Learning robot control with reinforcement learning (RL) is often hindered by the sparse reward problem, where the agent receives feedback only upon completing the task. This leads to slow convergence or even failure to learn. We propose Goal Achievement Guided Exploration (GAGE), a method that leverages the goal achievement signal to guide exploration, mitigating premature convergence and improving sample efficiency in learning robot control tasks.
Publication
In Transactions on Machine Learning Research and CoRL 2024 Workshop on Whole-body Control and Bimanual Manipulation
Go2 Beam Climbing
Ant on Ball
Humanoid Ball Dribbling
Humanoid Cartwheel
Humanoid Rope Walking
Highlights
Problem. Robot-control RL is often stuck at the sparse reward setting — the agent only sees a learning signal after the full task is completed, leading to slow convergence or outright failure.
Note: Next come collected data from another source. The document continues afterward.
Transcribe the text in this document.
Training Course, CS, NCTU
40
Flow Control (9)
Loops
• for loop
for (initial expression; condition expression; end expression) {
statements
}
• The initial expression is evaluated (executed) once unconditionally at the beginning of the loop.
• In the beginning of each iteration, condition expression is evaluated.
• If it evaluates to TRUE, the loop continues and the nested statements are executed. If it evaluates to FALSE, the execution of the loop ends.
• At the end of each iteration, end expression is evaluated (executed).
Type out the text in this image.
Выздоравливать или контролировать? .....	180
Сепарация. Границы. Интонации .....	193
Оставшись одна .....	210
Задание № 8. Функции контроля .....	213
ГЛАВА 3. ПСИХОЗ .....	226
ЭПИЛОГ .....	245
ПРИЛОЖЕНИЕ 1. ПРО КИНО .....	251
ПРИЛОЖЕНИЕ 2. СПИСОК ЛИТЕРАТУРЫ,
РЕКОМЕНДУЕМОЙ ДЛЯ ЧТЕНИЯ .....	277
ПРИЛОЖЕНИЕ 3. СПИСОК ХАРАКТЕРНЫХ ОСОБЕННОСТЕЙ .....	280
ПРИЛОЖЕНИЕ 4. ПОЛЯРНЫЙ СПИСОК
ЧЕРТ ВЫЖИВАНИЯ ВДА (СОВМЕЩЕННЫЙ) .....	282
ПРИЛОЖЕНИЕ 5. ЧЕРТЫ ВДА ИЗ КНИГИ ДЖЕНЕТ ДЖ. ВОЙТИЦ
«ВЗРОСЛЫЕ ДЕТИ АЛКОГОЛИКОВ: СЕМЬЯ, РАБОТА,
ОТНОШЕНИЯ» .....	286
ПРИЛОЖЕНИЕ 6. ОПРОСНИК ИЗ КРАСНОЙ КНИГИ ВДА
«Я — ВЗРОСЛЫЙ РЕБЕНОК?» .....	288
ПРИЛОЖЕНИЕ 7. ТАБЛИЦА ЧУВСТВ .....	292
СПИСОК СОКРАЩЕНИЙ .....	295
Key observation. Even when extrinsic reward is sparse, intermediate goal-achievement signals (sub-goals being reached, contacts being made, balance being held) carry useful information that standard exploration ignores.
Method — GAGE.Goal Achievement Guided Exploration turns these goal-achievement signals into an exploration bonus that steers the policy away from premature convergence onto trivial behaviors, without changing the underlying RL algorithm.
Result. Across challenging whole-body control tasks — Go2 beam climbing, Ant balancing on a ball, humanoid dribbling, cartwheels, and rope walking (videos above) — GAGE learns where standard sparse-reward RL stalls, and improves sample efficiency on the tasks where baselines do learn.